From issue: #27 Emerging Talent
Lê Nguyên Phương, Vở ô ly
In 1985, Phương’s father travelled to Siem Reap as a professional volleyball player, part of an athletic training camp for the Vietnamese military. A year later, he returned not as an athlete but as a soldier. The battle he took part in was one of many during a little-known border conflict that followed the fall of the Khmer Rouge. The Vietnamese government never officially acknowledged this phase of the war and has refused to recognise its veterans. As a result, Phương’s father has remained outside both national history and public memory.
In 2024, Phương returned to Siem Reap with his father. They visited former battlegrounds, shared a motel room, played volleyball and photographed one another. The project that emerged, titled Vở ô ly, draws on these new photographs alongside family archives, printed onto pages from Vietnamese school exercise books collected in Saigon. These grid-lined pages, once used by Phương during his own school years, become a structure for revisiting what he was taught, and for challenging the official narratives of war and masculinity he inherited. The printing process introduces misalignments that echo the visual logic of military grid systems used during the American War in Vietnam, offering a quiet counterpoint to state and colonial records.

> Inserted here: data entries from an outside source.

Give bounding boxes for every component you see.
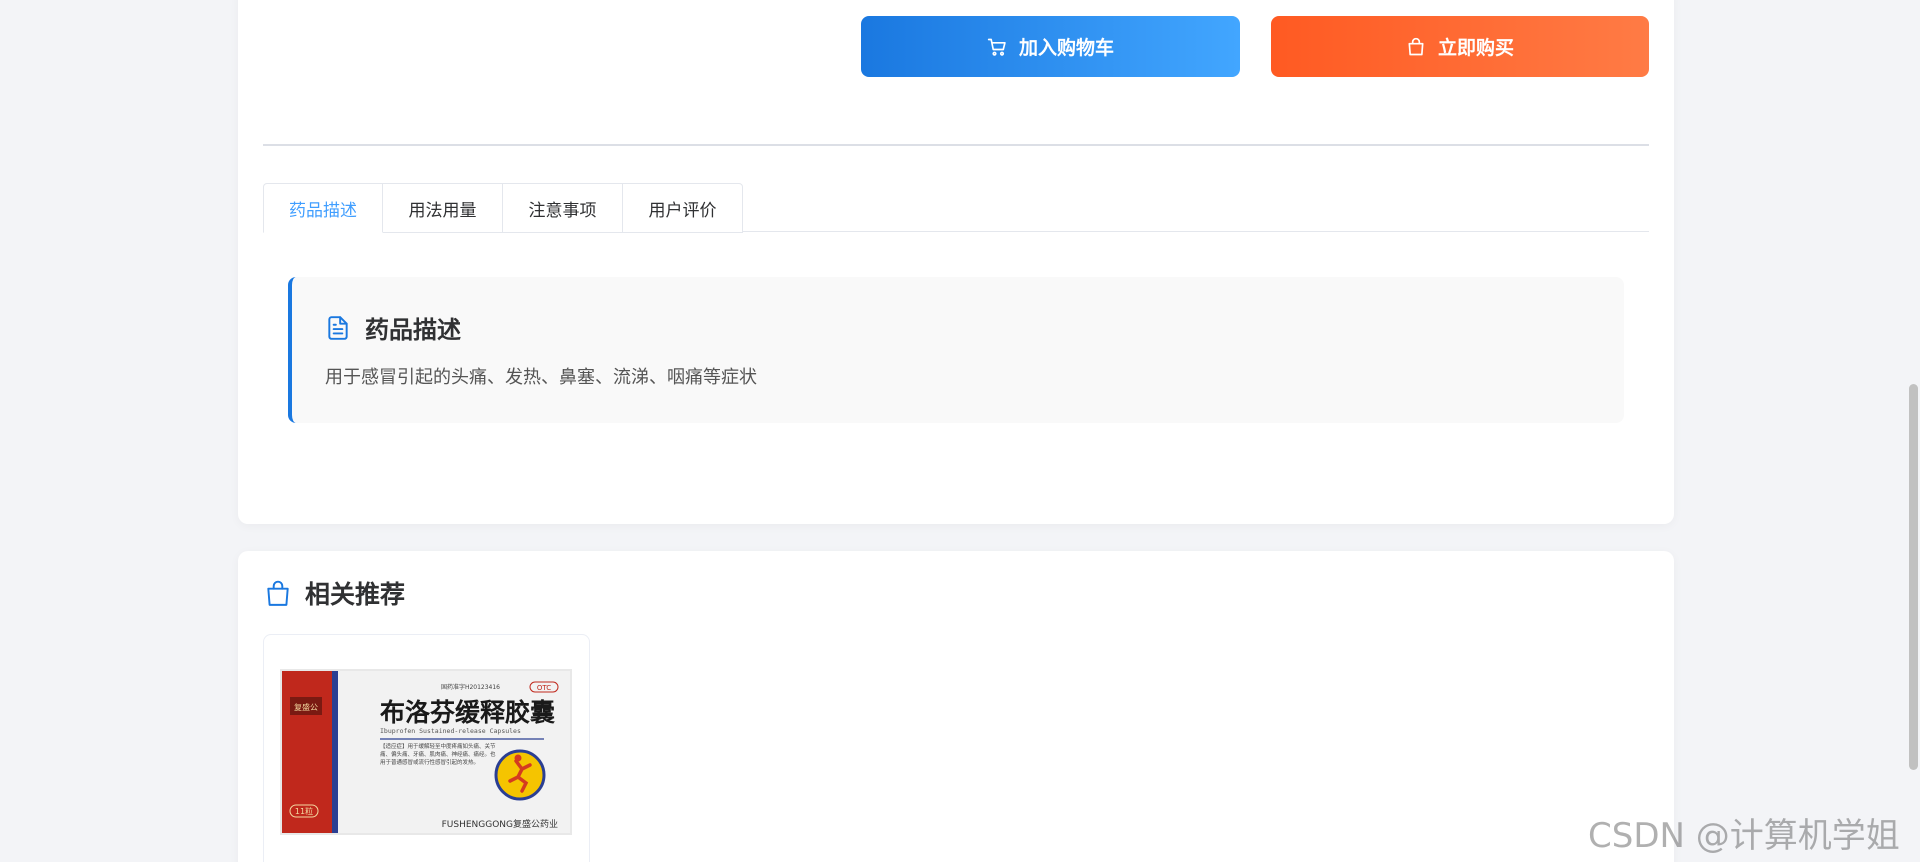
tab-usage[interactable]: 用法用量 [383,183,503,233]
buy-now-label: 立即购买 [1437,37,1514,59]
product-name: 布洛芬缓释胶囊 [380,698,555,727]
recommendations-title: 相关推荐 [305,580,406,609]
otc-badge: OTC [537,684,551,692]
tab-description-label: 药品描述 [289,200,357,221]
description-card: 药品描述 用于感冒引起的头痛、发热、鼻塞、流涕、咽痛等症状 [288,277,1624,423]
product-image: 复盛公 国药准字H20123416 OTC 布洛芬缓释胶囊 Ibuprofen … [280,669,572,835]
tab-usage-label: 用法用量 [408,200,477,221]
recommendations-heading: 相关推荐 [265,575,405,611]
indication-text: 【适应症】用于缓解轻至中度疼痛如头痛、关节痛、偏头痛、牙痛、肌肉痛、神经痛、痛经… [380,744,496,766]
tab-description[interactable]: 药品描述 [263,183,383,233]
product-card[interactable]: 复盛公 国药准字H20123416 OTC 布洛芬缓释胶囊 Ibuprofen … [263,634,590,862]
page-scrollbar-track[interactable] [1907,0,1920,862]
tab-reviews[interactable]: 用户评价 [623,183,743,233]
product-english-name: Ibuprofen Sustained-release Capsules [380,727,521,735]
description-text: 用于感冒引起的头痛、发热、鼻塞、流涕、咽痛等症状 [325,367,757,388]
count-badge: 11粒 [295,806,313,816]
cart-icon [987,38,1006,56]
shopping-bag-icon [1408,37,1424,55]
tab-precautions[interactable]: 注意事项 [503,183,623,233]
add-to-cart-button[interactable]: 加入购物车 [861,16,1240,77]
brand-logo-text: 复盛公 [294,702,318,712]
shopping-bag-icon [267,580,289,606]
product-detail-panel: 加入购物车 立即购买 药品描述 用法用量 注意事项 用户评价 药品描述 用于感冒… [238,0,1674,524]
approval-number: 国药准字H20123416 [441,683,500,691]
section-divider [263,144,1649,146]
description-title: 药品描述 [365,316,461,344]
manufacturer-text: FUSHENGGONG复盛公药业 [442,818,558,830]
tab-reviews-label: 用户评价 [648,200,717,221]
buy-now-button[interactable]: 立即购买 [1271,16,1649,77]
tab-precautions-label: 注意事项 [528,200,597,221]
add-to-cart-label: 加入购物车 [1018,37,1114,59]
watermark-text: CSDN @计算机学姐 [1588,816,1900,856]
page-scrollbar-thumb[interactable] [1909,384,1918,770]
detail-tabs: 药品描述 用法用量 注意事项 用户评价 [263,183,1649,233]
document-icon [328,315,348,340]
description-heading: 药品描述 [325,310,461,345]
recommendations-panel: 相关推荐 复盛公 国药准字H20123416 OTC 布洛芬缓释胶囊 Ibupr… [238,551,1674,862]
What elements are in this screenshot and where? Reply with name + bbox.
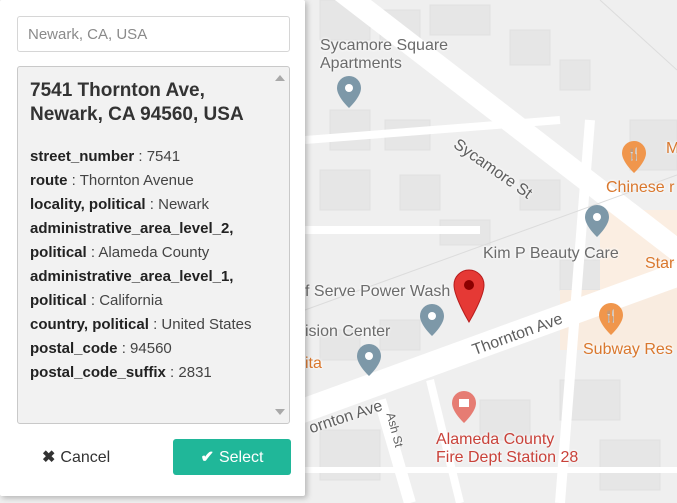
address-title-line-1: 7541 Thornton Ave, [30, 80, 205, 101]
detail-row: administrative_area_level_1, political :… [30, 268, 234, 309]
detail-row: postal_code : 94560 [30, 340, 172, 357]
address-title-line-2: Newark, CA 94560, USA [30, 104, 244, 125]
map-label-ita-fragment: ita [305, 355, 322, 372]
close-icon: ✖ [42, 449, 56, 466]
location-picker-panel: 7541 Thornton Ave, Newark, CA 94560, USA… [0, 0, 305, 496]
detail-row: postal_code_suffix : 2831 [30, 364, 212, 381]
detail-row: country, political : United States [30, 316, 252, 333]
map-label-fire-station-2: Fire Dept Station 28 [436, 449, 579, 466]
detail-key: locality, political [30, 196, 146, 213]
map-label-kim-beauty-care: Kim P Beauty Care [483, 245, 619, 262]
select-button[interactable]: ✔ Select [173, 439, 291, 475]
cancel-button-label: Cancel [60, 449, 111, 466]
map-label-vision-center: ision Center [305, 323, 391, 340]
detail-key: country, political [30, 316, 149, 333]
address-details-box[interactable]: 7541 Thornton Ave, Newark, CA 94560, USA… [17, 66, 290, 424]
detail-value: United States [161, 316, 252, 333]
map-label-star-fragment: Star [645, 255, 675, 272]
svg-text:🍴: 🍴 [627, 147, 642, 161]
detail-row: locality, political : Newark [30, 196, 209, 213]
detail-value: 94560 [130, 340, 172, 357]
map-label-subway: Subway Res [583, 341, 673, 358]
svg-text:🍴: 🍴 [604, 309, 619, 323]
map-label-sycamore-apartments: Sycamore Square [320, 37, 449, 54]
map-label-chinese-restaurant: Chinese r [606, 179, 675, 196]
detail-key: postal_code_suffix [30, 364, 166, 381]
detail-row: street_number : 7541 [30, 148, 181, 165]
detail-value: California [99, 292, 163, 309]
select-button-label: Select [218, 449, 264, 466]
search-input[interactable] [17, 16, 290, 52]
scroll-down-arrow-icon[interactable] [275, 409, 285, 415]
detail-row: route : Thornton Avenue [30, 172, 194, 189]
detail-row: administrative_area_level_2, political :… [30, 220, 234, 261]
map-label-fire-station: Alameda County [436, 431, 555, 448]
detail-value: 2831 [178, 364, 212, 381]
detail-key: postal_code [30, 340, 118, 357]
map-label-sycamore-apartments-2: Apartments [320, 55, 402, 72]
detail-value: Alameda County [98, 244, 210, 261]
check-icon: ✔ [200, 449, 214, 466]
map-label-power-wash: f Serve Power Wash [305, 283, 451, 300]
detail-value: Thornton Avenue [79, 172, 194, 189]
detail-value: 7541 [146, 148, 181, 165]
cancel-button[interactable]: ✖ Cancel [32, 439, 130, 475]
detail-key: route [30, 172, 68, 189]
detail-key: street_number [30, 148, 135, 165]
map-label-m-fragment: M [666, 140, 677, 157]
detail-value: Newark [158, 196, 209, 213]
scroll-up-arrow-icon[interactable] [275, 75, 285, 81]
address-title: 7541 Thornton Ave, Newark, CA 94560, USA [30, 79, 266, 127]
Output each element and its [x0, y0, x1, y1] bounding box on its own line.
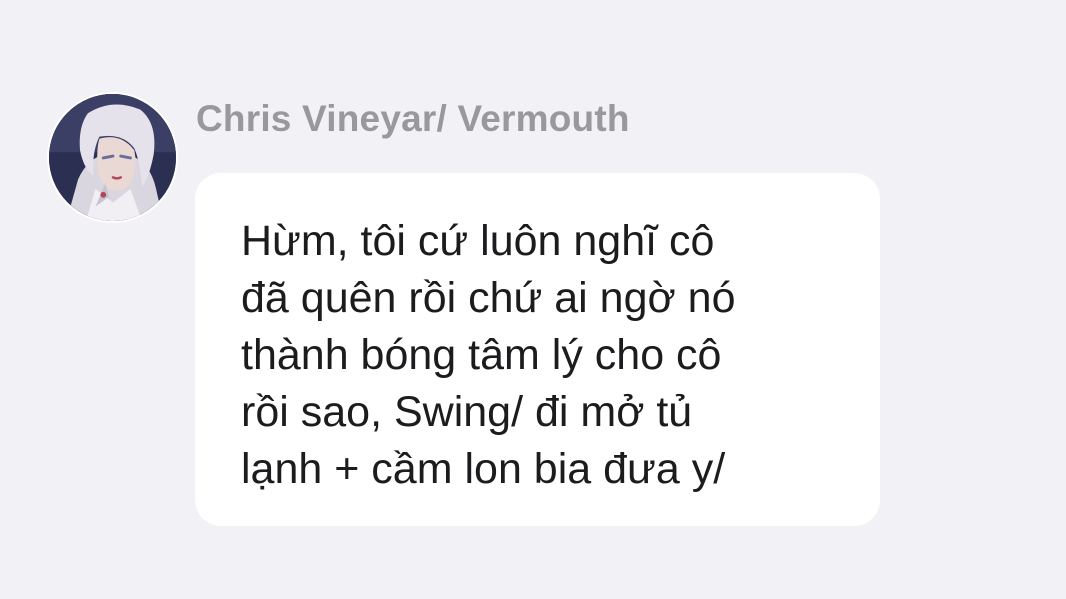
message-line: rồi sao, Swing/ đi mở tủ	[241, 388, 693, 436]
character-portrait-icon	[49, 94, 176, 221]
message-line: lạnh + cầm lon bia đưa y/	[241, 445, 726, 493]
avatar[interactable]	[47, 92, 178, 223]
message-line: thành bóng tâm lý cho cô	[241, 331, 722, 379]
chat-message: Chris Vineyar/ Vermouth Hừm, tôi cứ luôn…	[0, 0, 1066, 599]
message-line: đã quên rồi chứ ai ngờ nó	[241, 274, 736, 322]
sender-name: Chris Vineyar/ Vermouth	[196, 98, 630, 139]
message-text: Hừm, tôi cứ luôn nghĩ cô đã quên rồi chứ…	[241, 213, 840, 498]
message-line: Hừm, tôi cứ luôn nghĩ cô	[241, 217, 715, 265]
message-bubble[interactable]: Hừm, tôi cứ luôn nghĩ cô đã quên rồi chứ…	[195, 173, 880, 526]
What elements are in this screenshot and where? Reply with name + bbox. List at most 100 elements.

Phương’s work explores collective memory and the ruptures within it, particularly where personal histories diverge from dominant national stories. His practice considers how memory is shaped, silenced and reactivated within families. Born in Hanoi in 2002, Phương is an artist and researcher working across the Asia-Pacific. His work has been shown at Objectifs in Singapore, the Angkor Photo Festival in Cambodia and the Museum of Australian Photography. He recently began a PhD at RMIT University in Melbourne.